Los Angeles Maintains LGBTQ+ Representation in City Government:
Councilmember Mitch O’Farrell’s reelection is key to maintaining LGBTQ+ representation in city government in Los Angeles, the nation’s second largest city, as both City Controller Ron Galperin and Councilmember Mike Bonin leave their positions this year. Since O’Farrell’s election to represent Council District 13 in 2022, he has passed laws to protect the LGBTQ community from hate crimes and discrimination, helped lead an outreach program to support homeless LGBTQ people and crafted the first gender inclusivity training for city employees. Just two of the nation’s top 10 cities, Philadelphia and San Jose, lack out LGBTQ+ representation on their city councils — and San Jose is well-positioned to gain LGBTQ+ representation in Omar Torres this year.
San Jose Restores LGBTQ+ Representation with First Openly Gay Person of Color Elected to City Council:
In San Jose, openly gay City Council candidate Omar Torres could make history as the first out LGBTQ+ person of color elected to the San Jose City Council, a top 10 major city. Omar has been an active community organizer and advocate since the age of 14. He has also served on two school boards as trustees for the San Jose Evergreen Community College District and the Franklin McKinley School District in San Jose.

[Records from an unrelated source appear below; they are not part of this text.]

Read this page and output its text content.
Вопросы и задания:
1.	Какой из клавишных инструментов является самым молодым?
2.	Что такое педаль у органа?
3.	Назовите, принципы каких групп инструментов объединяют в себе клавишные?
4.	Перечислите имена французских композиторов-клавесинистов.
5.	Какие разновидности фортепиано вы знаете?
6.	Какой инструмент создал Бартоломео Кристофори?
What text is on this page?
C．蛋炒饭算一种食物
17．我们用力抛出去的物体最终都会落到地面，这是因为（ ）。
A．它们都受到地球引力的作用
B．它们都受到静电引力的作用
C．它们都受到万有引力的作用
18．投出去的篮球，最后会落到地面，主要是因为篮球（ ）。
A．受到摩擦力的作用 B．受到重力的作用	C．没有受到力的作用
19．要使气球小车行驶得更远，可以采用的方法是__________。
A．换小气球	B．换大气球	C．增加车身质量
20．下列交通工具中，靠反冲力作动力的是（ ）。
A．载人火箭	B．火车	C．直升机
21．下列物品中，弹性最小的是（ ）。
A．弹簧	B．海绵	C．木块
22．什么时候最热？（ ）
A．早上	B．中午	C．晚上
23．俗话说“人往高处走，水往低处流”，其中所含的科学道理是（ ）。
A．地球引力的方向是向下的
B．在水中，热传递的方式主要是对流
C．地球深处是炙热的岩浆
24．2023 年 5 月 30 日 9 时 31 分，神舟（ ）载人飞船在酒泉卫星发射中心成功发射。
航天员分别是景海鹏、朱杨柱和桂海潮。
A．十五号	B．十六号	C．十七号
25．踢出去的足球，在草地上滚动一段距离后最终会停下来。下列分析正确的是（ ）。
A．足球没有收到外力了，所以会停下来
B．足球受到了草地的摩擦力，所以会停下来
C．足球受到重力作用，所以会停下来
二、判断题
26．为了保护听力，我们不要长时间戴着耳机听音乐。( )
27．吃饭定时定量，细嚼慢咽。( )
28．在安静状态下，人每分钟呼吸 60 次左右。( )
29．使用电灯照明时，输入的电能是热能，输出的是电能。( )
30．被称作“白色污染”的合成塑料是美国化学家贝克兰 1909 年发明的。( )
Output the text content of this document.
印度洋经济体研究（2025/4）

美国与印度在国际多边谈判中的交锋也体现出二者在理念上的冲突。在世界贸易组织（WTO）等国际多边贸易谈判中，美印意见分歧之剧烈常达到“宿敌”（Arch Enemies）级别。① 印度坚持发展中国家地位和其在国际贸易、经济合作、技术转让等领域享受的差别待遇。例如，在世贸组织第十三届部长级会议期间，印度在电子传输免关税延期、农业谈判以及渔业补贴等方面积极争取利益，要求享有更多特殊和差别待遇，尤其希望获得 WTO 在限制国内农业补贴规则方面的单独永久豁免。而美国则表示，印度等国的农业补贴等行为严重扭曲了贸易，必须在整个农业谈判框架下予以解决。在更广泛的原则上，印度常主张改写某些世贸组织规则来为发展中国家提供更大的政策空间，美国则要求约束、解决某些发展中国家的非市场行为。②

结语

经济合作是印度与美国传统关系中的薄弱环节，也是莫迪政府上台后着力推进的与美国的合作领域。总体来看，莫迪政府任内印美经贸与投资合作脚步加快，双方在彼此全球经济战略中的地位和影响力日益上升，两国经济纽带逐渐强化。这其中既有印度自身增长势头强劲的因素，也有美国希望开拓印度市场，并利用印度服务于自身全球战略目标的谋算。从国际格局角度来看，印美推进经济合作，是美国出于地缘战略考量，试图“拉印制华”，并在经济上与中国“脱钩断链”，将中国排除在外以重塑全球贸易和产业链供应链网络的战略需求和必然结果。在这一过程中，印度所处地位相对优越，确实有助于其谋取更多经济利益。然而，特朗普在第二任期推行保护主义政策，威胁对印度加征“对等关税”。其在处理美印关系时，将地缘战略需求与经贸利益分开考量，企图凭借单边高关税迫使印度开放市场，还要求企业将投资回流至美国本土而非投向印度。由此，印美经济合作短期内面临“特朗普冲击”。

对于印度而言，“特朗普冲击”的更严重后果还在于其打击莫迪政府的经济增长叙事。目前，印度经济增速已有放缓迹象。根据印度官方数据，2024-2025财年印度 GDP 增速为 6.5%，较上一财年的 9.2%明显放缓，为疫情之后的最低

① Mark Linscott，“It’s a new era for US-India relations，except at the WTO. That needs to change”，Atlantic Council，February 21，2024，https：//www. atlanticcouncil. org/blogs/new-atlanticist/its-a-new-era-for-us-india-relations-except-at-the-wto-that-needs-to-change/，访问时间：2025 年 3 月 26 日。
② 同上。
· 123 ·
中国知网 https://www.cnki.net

He is running for office to represent and serve under-resourced neighborhoods in District 3 and make San Jose the best place for all people.
Local Trans Candidates Make History in Alameda, Orange Counties:
In Oakland and Orange County, trans candidates Nick Resnick and Stephanie Wade for Oakland Unified School Board and Seal Beach City Council, respectively, would increase trans elected representation in California. If elected, parent and educator Nick Resnick would be the first trans man ever elected to a school board in California. Wade, a U.S. Marine veteran and aide to Orange County Supervisor Katrina Foley, would be the first out trans person elected to any office in Orange County. There are currently just six trans people serving in elected office in California.